We people know that we have only one Earth, and every person living on Earth is one of their kind i.e., not identical to anyone else. But let say, like in most of science fiction stories and series, there are multi-universe identical to the one we are living in. And since, there are multi-universe we can say that there can be multi-identical Earth on which people identical to us living. Now we have a very likable fictional character “Clark Kent (Superman)” on our Earth between us. He is brave, good, kind-hearted and our hero. Now, there could be a very good chance that every Earth has its Superman with them. Our Superman is great and a good person but can you tell that other Superman on other Earths is also good as of ours. Maybe maybe-not. Might be on some Earth, Clark Kent is not Superman just a reporter, on some Earth he works in bakery, on some Earth might be running for presidential candidate or can be a bad evil superpower Superman (black Superman as shown in comics or fictional movies). He can be anything, we cannot surely say. If we assume that he is the same Superman as of ours, we will be bias towards him and will make erroneous decision. If we assume, he plays different characters on different Earth and try to predict the value according to it we might make our Algorithm more complex and this will result in high variance or overfitting. If we use cross-validation technique, we can train on many sets and average the predictions but, we cannot reduce the overfitting. That’s where Bias-Variance Trade-Offs comes in picture.
To achieve the better result, every Supervised Algorithms has to follow the Bias-variance trade-offs to make good predictions. The goal of any supervised machine learning algorithm is to achieve low bias and low variance. In turn the algorithm should achieve good prediction performance.
Low Bias — High Variance
A low bias and high variance problem is overfitting. Different data sets are depicting insights given their respective dataset. Hence, the models will predict differently. However, if average the results, we will have a pretty accurate prediction. Non- Linear machine learning models has low bias and high variance. E.g., SVC, KNN, Decision Tree.
High Bias — Low Variance
High bias and low variance problem is underfitting. Different Algorithms will have same prediction to one another but might be inaccurate. Linear machine learning models has high bias and low variance.
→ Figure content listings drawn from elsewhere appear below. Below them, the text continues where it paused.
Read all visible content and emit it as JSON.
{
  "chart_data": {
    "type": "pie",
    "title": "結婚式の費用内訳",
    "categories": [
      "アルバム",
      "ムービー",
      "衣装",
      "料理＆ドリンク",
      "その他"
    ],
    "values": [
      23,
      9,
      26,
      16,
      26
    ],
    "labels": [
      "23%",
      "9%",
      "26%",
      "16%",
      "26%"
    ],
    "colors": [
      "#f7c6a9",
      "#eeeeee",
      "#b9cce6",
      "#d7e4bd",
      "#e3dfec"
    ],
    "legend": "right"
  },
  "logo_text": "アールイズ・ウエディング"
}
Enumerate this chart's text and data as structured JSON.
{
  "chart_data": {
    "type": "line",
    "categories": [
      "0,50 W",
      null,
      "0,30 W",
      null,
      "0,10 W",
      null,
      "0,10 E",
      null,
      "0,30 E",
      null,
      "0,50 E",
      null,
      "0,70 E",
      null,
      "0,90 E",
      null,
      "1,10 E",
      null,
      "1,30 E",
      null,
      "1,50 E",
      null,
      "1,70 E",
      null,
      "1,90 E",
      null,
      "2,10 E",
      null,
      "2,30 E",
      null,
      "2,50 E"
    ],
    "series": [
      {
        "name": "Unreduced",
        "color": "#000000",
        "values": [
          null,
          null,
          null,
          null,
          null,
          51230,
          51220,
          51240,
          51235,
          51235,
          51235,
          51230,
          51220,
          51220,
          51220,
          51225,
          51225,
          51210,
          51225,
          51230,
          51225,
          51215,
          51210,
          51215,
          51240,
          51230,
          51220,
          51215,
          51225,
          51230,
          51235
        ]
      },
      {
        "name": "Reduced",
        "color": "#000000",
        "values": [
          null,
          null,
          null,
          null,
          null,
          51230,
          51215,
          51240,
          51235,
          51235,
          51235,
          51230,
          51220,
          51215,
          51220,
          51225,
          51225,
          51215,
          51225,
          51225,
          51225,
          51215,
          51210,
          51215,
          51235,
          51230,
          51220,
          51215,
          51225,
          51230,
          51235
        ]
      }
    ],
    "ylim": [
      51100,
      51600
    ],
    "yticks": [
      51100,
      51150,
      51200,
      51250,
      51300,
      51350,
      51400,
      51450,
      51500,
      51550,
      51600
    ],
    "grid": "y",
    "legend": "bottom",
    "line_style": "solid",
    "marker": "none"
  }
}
E.g., Linear Regression, logistic regression, linear discriminant analysis.
Total Error = Bias² + Variance + Irreducible Error
Dealing with High Variance
Increasing the training data; larger the data will be more accurate the predictions will.
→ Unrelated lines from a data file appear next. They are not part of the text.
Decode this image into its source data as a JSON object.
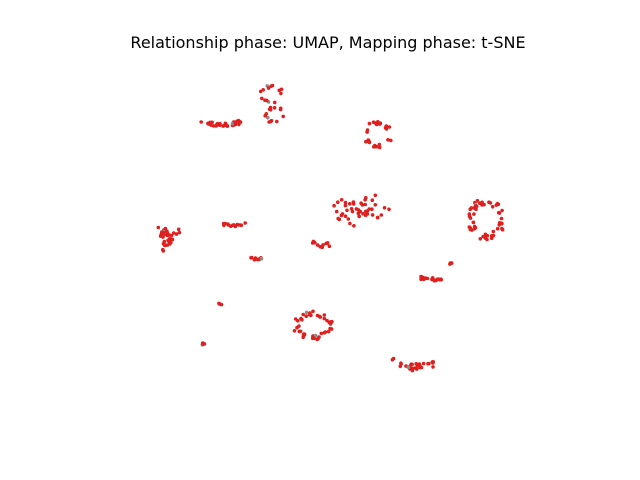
{
  "chart_data": {
    "type": "scatter",
    "title": "Relationship phase: UMAP, Mapping phase: t-SNE",
    "xlabel": "",
    "ylabel": "",
    "axes_visible": false,
    "grid": false,
    "legend": "none",
    "colors": {
      "primary": "#e01f1f",
      "secondary": "#8c8c8c"
    },
    "xlim": [
      0,
      100
    ],
    "ylim": [
      0,
      100
    ],
    "clusters": [
      {
        "cx": 28.4,
        "cy": 82.3,
        "sx": 4.0,
        "sy": 1.0,
        "n": 34,
        "gray": [
          30,
          31
        ],
        "shape": "arc"
      },
      {
        "cx": 38.6,
        "cy": 90.3,
        "sx": 2.2,
        "sy": 2.2,
        "n": 14,
        "gray": [
          3,
          7
        ],
        "shape": "ring"
      },
      {
        "cx": 39.2,
        "cy": 84.6,
        "sx": 1.8,
        "sy": 2.2,
        "n": 14,
        "gray": [
          2
        ],
        "shape": "ring"
      },
      {
        "cx": 60.1,
        "cy": 79.2,
        "sx": 2.6,
        "sy": 3.5,
        "n": 26,
        "gray": [],
        "shape": "ring"
      },
      {
        "cx": 55.4,
        "cy": 58.6,
        "sx": 4.6,
        "sy": 3.3,
        "n": 48,
        "gray": [
          5
        ],
        "shape": "blob"
      },
      {
        "cx": 81.9,
        "cy": 56.3,
        "sx": 3.5,
        "sy": 5.2,
        "n": 56,
        "gray": [
          4
        ],
        "shape": "ring"
      },
      {
        "cx": 18.2,
        "cy": 50.8,
        "sx": 2.5,
        "sy": 3.5,
        "n": 36,
        "gray": [
          6
        ],
        "shape": "triangle"
      },
      {
        "cx": 31.2,
        "cy": 54.8,
        "sx": 2.5,
        "sy": 0.7,
        "n": 14,
        "gray": [],
        "shape": "arc"
      },
      {
        "cx": 35.7,
        "cy": 45.6,
        "sx": 1.3,
        "sy": 0.7,
        "n": 10,
        "gray": [
          9
        ],
        "shape": "arc"
      },
      {
        "cx": 48.9,
        "cy": 49.8,
        "sx": 2.0,
        "sy": 1.2,
        "n": 11,
        "gray": [],
        "shape": "arc"
      },
      {
        "cx": 71.0,
        "cy": 40.2,
        "sx": 2.3,
        "sy": 0.5,
        "n": 20,
        "gray": [],
        "shape": "arc"
      },
      {
        "cx": 74.8,
        "cy": 44.0,
        "sx": 0.4,
        "sy": 0.5,
        "n": 4,
        "gray": [],
        "shape": "blob"
      },
      {
        "cx": 28.3,
        "cy": 33.4,
        "sx": 0.3,
        "sy": 0.3,
        "n": 3,
        "gray": [],
        "shape": "blob"
      },
      {
        "cx": 47.0,
        "cy": 27.5,
        "sx": 3.7,
        "sy": 3.5,
        "n": 44,
        "gray": [
          12,
          25
        ],
        "shape": "ring"
      },
      {
        "cx": 25.1,
        "cy": 22.5,
        "sx": 0.3,
        "sy": 0.3,
        "n": 4,
        "gray": [
          1
        ],
        "shape": "blob"
      },
      {
        "cx": 67.3,
        "cy": 17.0,
        "sx": 4.4,
        "sy": 1.6,
        "n": 30,
        "gray": [
          27
        ],
        "shape": "arc"
      }
    ]
  }
}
Because of overfitting, we can try using less features.
Increasing the regularization by increasing the lambda, it will regularize the model more.
By tuning the model more, for like in KNN we can increase the n_neighbors value to predict more and in SVC we can increase the C parameter that controls the violation of margins in training data and thus increase the bias.
Dealing with High Bias
We can try increasing the number of features and also increasing the polynomial features will complicate the model.
We can decrease the lambda to less regularize the model so we can fit the data better.
There is no proper way to escape from this, by tuning the model and controlling the training features we might be able to lessen the effect of Bias-Variance Trade-Offs.
By optimizing bias and variance, we can finally achieve the model to best fit the data. This is the goal of every machine learning model to best fit the data and to increase its performance.
— I am new to Data Science and Machine Learning, If anything i missed mentioning here, or written anything wrong, please guide me through it. It’ll be great help to me.